The Jamestown office of the Department of Motor Vehicles is pictured on West Third Street. P-J file photo

The U.S. Department of Justice is unsurprisingly backing a court challenge to New York’s Green Light Law.

Federal officials filed brief in the case filed by Frank Merola, Rensselaer county clerk, over the Driver’s License Access and Privacy Act. The state law is supposed to go into effect Dec. 14 and would allow immigrants without legal status in the United States to apply for a standard, non-commercial driver’s license as is available to citizens and those with legal presence in the country.

Those asking for a license would need an unexpired passport from the applicant’s country of origin, an unexpired identification document from the applicant’s country of citizenship or a valid foreign driver’s license that includes a photo of the applicant. The license would have to be either unexpired or have expired within the last two years. Applicants also have to show they live in New York state, which can be done with a utility bill. A Social Security number is not needed, but applicants need to sign a form saying they have never received one.

JUSTICE DEPT. BRIEF

In addition to Merola’s lawsuit, there are two other legal challenges to the Green Light Law. Merola’s claim in federal court argues that the law’s prohibition on sharing information about driver’s license holders with the federal government violates federal law that require disclosure.

State officials have raised several arguments in their motions to have Merola’s case dismissed, including that sections of federal law are unconstitutional and that the Driver’s License Access and Privacy Act doesn’t conflict with the state laws. The Department of Justice brief, filed by Joseph H. Hunt, assistant attorney general, Brigham Bowen, assistant branch director, and Charles E.T. Roberts, a Department of Justice trial lawyer, asks the federal court to rule first on any claims that don’t involve the federal questions before making arguments on behalf of the constitutionality of the federal laws, saying they are tailored to be permissible under the 10th amendment of the U.S. Constitution.

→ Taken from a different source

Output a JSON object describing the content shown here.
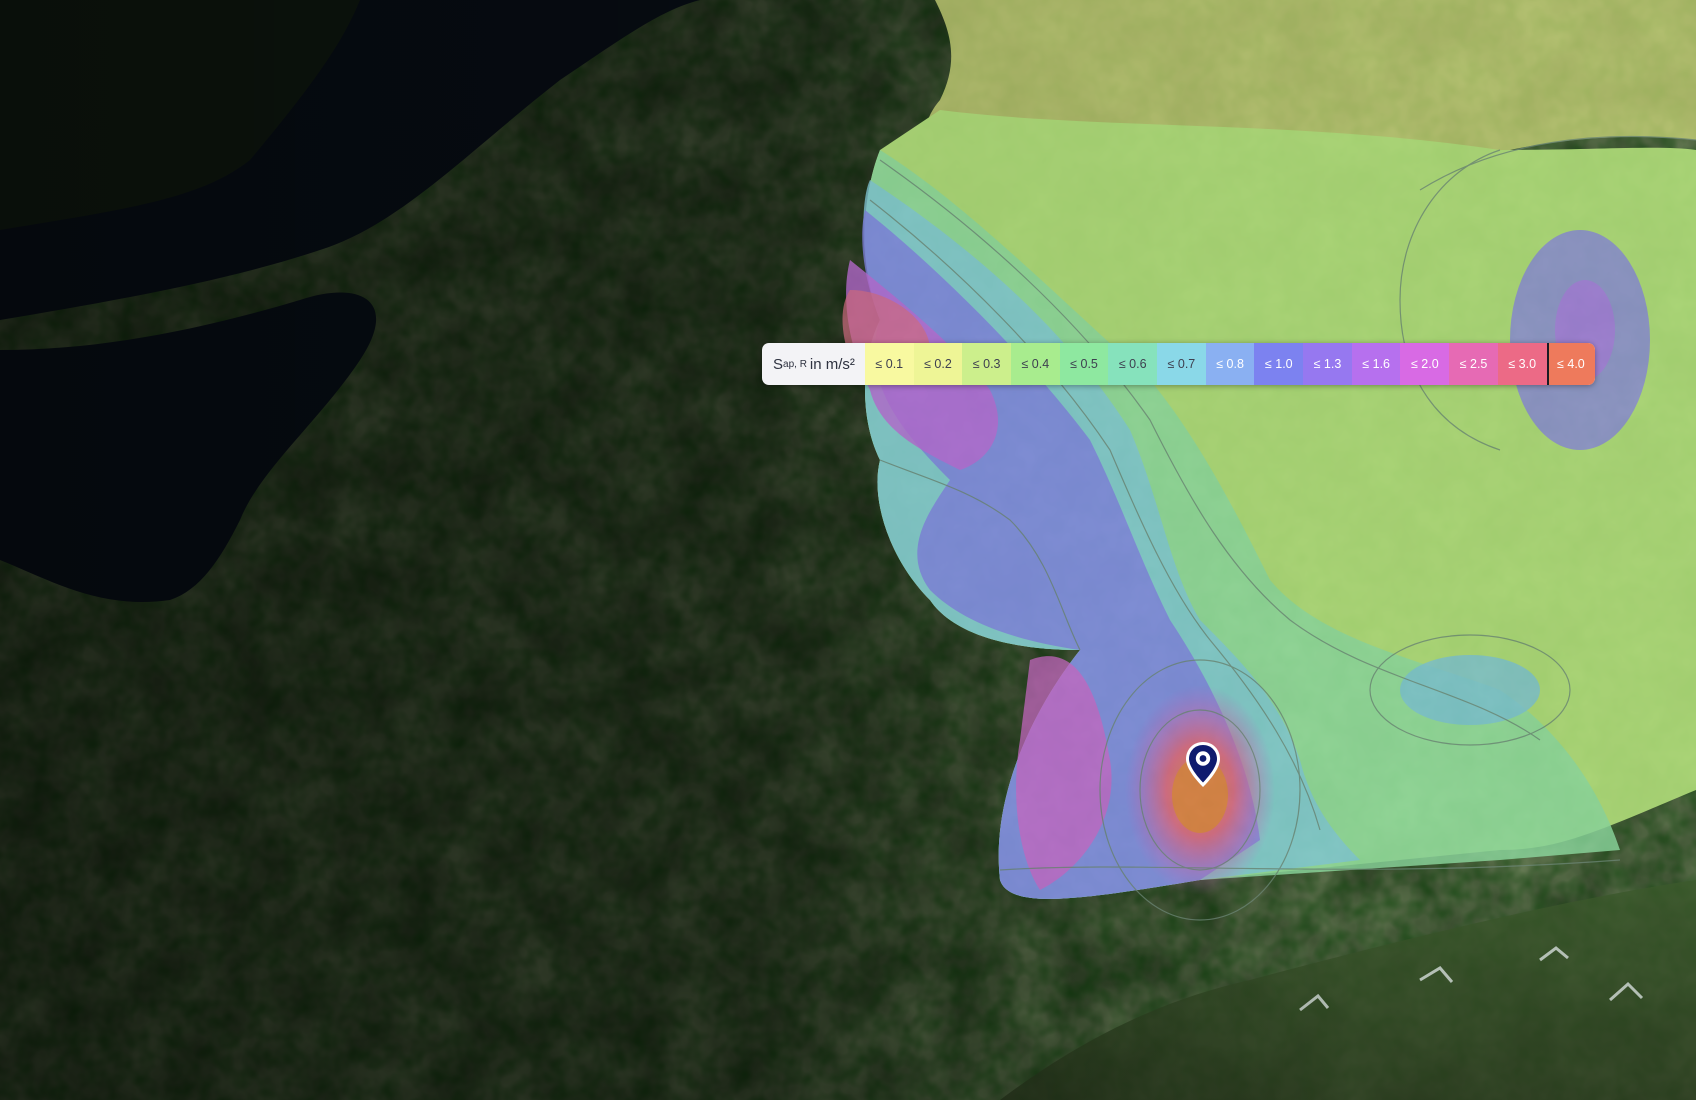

“If, however, the court reaches the constitutional question, it should uphold Sections 1373 and 1644,” the Justice Department argues. “These statutes do not commandeer states and localities to regulate or administer a federal regulatory scheme. Rather, they are modest information-sharing provisions that expressly preempt state and local regulations that obstruct federal enforcement of the immigration laws against individual aliens.”

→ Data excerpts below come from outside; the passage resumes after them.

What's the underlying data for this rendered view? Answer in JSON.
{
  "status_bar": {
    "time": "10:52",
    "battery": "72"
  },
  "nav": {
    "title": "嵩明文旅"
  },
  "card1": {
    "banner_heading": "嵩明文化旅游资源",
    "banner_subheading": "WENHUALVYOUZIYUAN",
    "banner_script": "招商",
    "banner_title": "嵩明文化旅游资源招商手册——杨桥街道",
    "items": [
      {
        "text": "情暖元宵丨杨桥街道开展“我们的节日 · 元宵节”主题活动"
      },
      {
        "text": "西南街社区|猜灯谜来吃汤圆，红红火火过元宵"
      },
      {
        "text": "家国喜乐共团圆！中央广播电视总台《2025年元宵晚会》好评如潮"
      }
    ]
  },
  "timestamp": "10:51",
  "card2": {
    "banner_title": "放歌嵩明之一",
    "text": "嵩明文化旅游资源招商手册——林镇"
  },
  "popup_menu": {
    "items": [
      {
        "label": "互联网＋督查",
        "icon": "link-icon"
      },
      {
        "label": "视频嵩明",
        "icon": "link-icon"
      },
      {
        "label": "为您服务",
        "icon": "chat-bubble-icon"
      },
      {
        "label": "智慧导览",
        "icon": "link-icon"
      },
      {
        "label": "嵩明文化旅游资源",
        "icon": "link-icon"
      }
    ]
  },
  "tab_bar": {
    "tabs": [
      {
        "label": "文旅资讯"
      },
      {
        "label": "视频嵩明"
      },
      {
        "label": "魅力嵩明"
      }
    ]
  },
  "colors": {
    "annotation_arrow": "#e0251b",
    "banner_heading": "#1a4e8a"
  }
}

Justice Department officials wrote they do believe there is a significant constitutional question whether the state law conflicts with federal law because the Driver’s License Access and Privacy Act, in the eyes of federal officials, is written to make it harder for federal immigration officials to enforce federal law. Federal officials note that the Driver’s License Access and Privacy Act singles out ICE and Customs and Border Protection agencies by name, mandates that an agency notify an individual of a federal records request within three days even if the federal request is signed by an Article 3 judge, lacks written exceptions and requires state officials to provide notification of federal information requests even when that notification would endanger law enforcement personnel or the public.

Federal officials also argue that courts have upheld the constitutionality of Sections 1373 and 1644 in the past, arguing that even the Supreme Court has held in the past that federal reporting requirements tailored correctly do not violate the state’s rights incorporated in the 10th amendment.

“Indeed, the legislative history of Section 1373 indicates the statute was intended to counteract passive resistance to sharing information,” the Department of Justice argues. “As relevant here, the INA provides that a federal immigration officer ‘shall have power without warrant … to interrogate any alien or person believed to be an alien as to his right to be or to remain in the United States.’ The INA also provides that certain classes of aliens, including certain criminal aliens, shall be removed from the United States upon the order of the Attorney General or the Secretary of Homeland Security. Simply put, federal officials cannot carry out these statutory duties without access to necessary information.”